Tuesday, July 19, 2011

Washington Weather: A Layman's View

      Oh the insanity.  I just had to set one of my friends from Iowa straight.  She said that she wanted Iowa to be more like Washington state.  I nearly cried.  Let me explain the weather in Washington.  This may take a a while.  You see there are actually three weather systems in Washington.  You have the coast, the sound, and the east side. 
      The coast is just that, a strip of land along the Pacific ocean up to the Olympic Mountains.  It has Pacific Northwest weather.  This means it is cold, it rains, and it gets windy.  There is a lot of sea spray and the beaches.  The sun comes out and there are quite a few sunny days. 
      Then you move inland to the sound.  This is where I live.  The sound is the area between the Olympic Mountains and the Cascade Mountains.  This are is just wide enough that it traps cloud cover.  What I mean is that it is wide enough for clouds to form between the mountains, but the mountains are high enough to block any chance of a jet stream or higher winds from moving said clouds.  So the weather here is weird as all get out.  Forecasting the weather here requires a psychic, a priest, and a lot of luck.  I took me 4 years of living here to put my finger on exactly why it sucked.  It is so obvious that I did a self facepalm afterwards.  It doesn't rain here all the time, but when it stops raining the clouds don't leave.  Thus the sun doesn't shine between rainstorms and rainstorms could be weeks apart.  The other thing the weather here does is hover.  Temperatures around here hover at steps for months at a time then suddenly jump up or down for a day.  In winter the temps hover in the high 20's to low 30's with random jumps up as much as 20 degrees and drops that are non existent.  Thus, when it snows, it only lasts a day or two.  This is the only place I have ever seen that it can snow and rain at the same time.  There is nothing more disconcerting than seeing a raindrop obliterate a snowflake in mid air.  To make things even more interesting, the temps will rise to the mid 50's around march and hover there until mid may.  Through out this period, the temps will jump up to the mid 60's to high 70's for a couple of hours every once in a while, just to trick you into thinking that spring is here.  Finally, around June, you get into the 70's about once a week and slowly build.  Around August and into September, you finally get sun on a regular basis (if you can call once a week or so regular).  Then in October the temperature plummet back down to the 40's and work their way lower for the next 2 months.  Maybe around thanksgiving we will get a snowstorm, but usually it is just rain so cold that it sucks the heat out of everything.  Oh, and there is no such thing as a serious rainstorm here.  A big storm is usually 3 inches of rain over a 12 hour period with high winds (and I do mean high winds).  The usual means the weather uses to deliver 5 inches of rain is a steady drizzle for a week.  Like I said, the weather here hovers.  It looks like it is going to rain everyday and rains once a week.  Yeah, sound weather is depressing.

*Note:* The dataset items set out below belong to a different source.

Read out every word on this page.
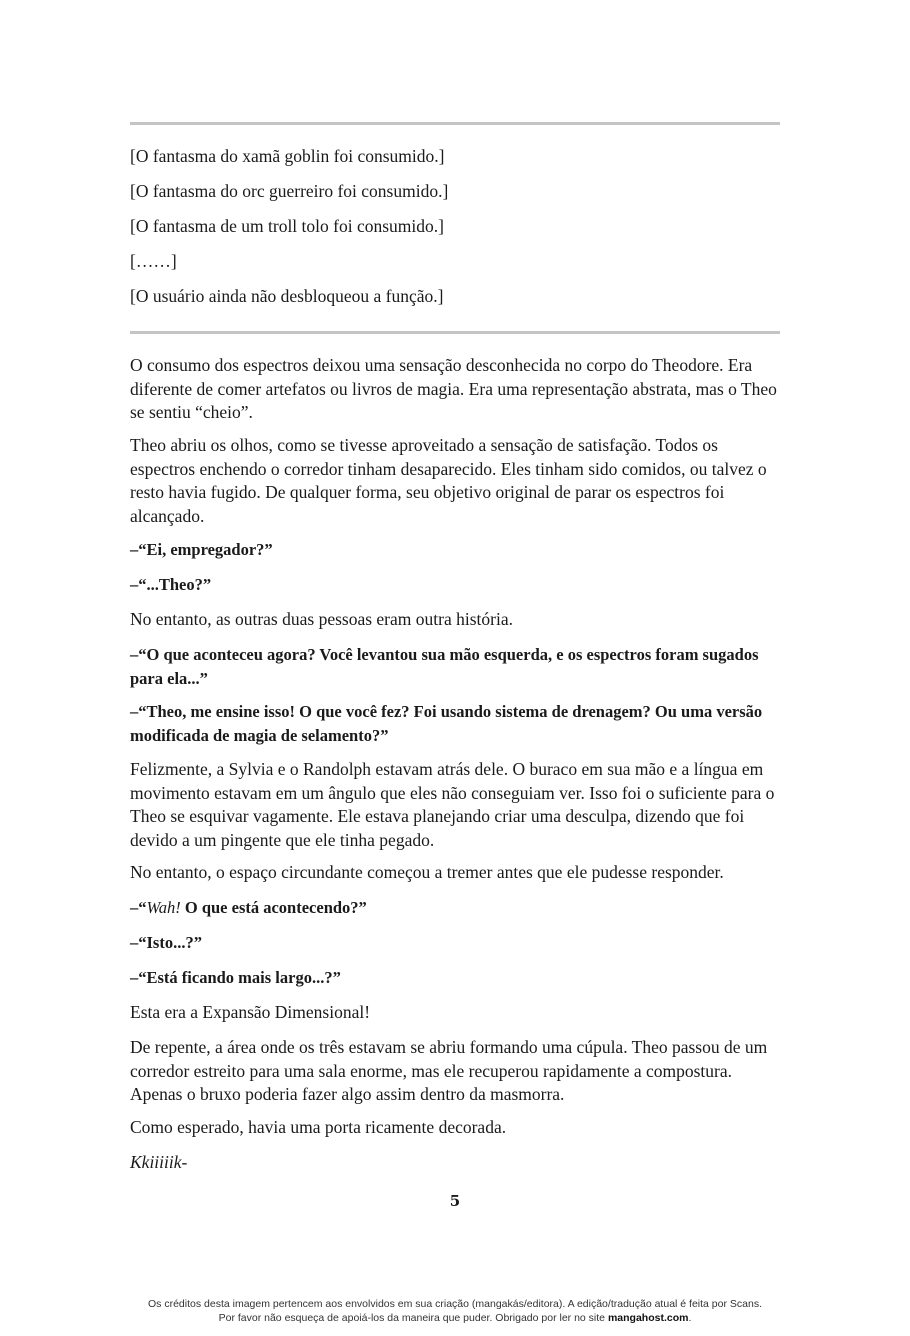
[O fantasma do xamã goblin foi consumido.]
[O fantasma do orc guerreiro foi consumido.]
[O fantasma de um troll tolo foi consumido.]
[……]
[O usuário ainda não desbloqueou a função.]
O consumo dos espectros deixou uma sensação desconhecida no corpo do Theodore. Era diferente de comer artefatos ou livros de magia. Era uma representação abstrata, mas o Theo se sentiu “cheio”.
Theo abriu os olhos, como se tivesse aproveitado a sensação de satisfação. Todos os espectros enchendo o corredor tinham desaparecido. Eles tinham sido comidos, ou talvez o resto havia fugido. De qualquer forma, seu objetivo original de parar os espectros foi alcançado.
–“Ei, empregador?”
–“...Theo?”
No entanto, as outras duas pessoas eram outra história.
–“O que aconteceu agora? Você levantou sua mão esquerda, e os espectros foram sugados para ela...”
–“Theo, me ensine isso! O que você fez? Foi usando sistema de drenagem? Ou uma versão modificada de magia de selamento?”
Felizmente, a Sylvia e o Randolph estavam atrás dele. O buraco em sua mão e a língua em movimento estavam em um ângulo que eles não conseguiam ver. Isso foi o suficiente para o Theo se esquivar vagamente. Ele estava planejando criar uma desculpa, dizendo que foi devido a um pingente que ele tinha pegado.
No entanto, o espaço circundante começou a tremer antes que ele pudesse responder.
–“Wah! O que está acontecendo?”
–“Isto...?”
–“Está ficando mais largo...?”
Esta era a Expansão Dimensional!
De repente, a área onde os três estavam se abriu formando uma cúpula. Theo passou de um corredor estreito para uma sala enorme, mas ele recuperou rapidamente a compostura. Apenas o bruxo poderia fazer algo assim dentro da masmorra.
Como esperado, havia uma porta ricamente decorada.
Kkiiiiik-
5
Os créditos desta imagem pertencem aos envolvidos em sua criação (mangakás/editora). A edição/tradução atual é feita por Scans.
Por favor não esqueça de apoiá-los da maneira que puder. Obrigado por ler no site mangahost.com.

       Then you get eastern Washington.  This is the area between the Cascades and the Rockies.  It is a high mountain plateau.   Thus it is dry, sunny, and hot.  This is the agricultural area and is sparsely populated.  It is also the major portion of the state.  I never really go there as I have to cross mountains to get there and that takes to long.
       This being said, I have to wonder what makes people want to move to Seattle.  It is right in the middle of the sound weather system.  Yet, people move there all the time.  If you want consistent weather and beautiful areas, you go to Hawaii.  Now that I have explained my thoughts on this weather, maybe you can enlighten me with yours.  Oh, and if you can ever figure out why someone would like this weather, don't tell me, I don't like being depressed.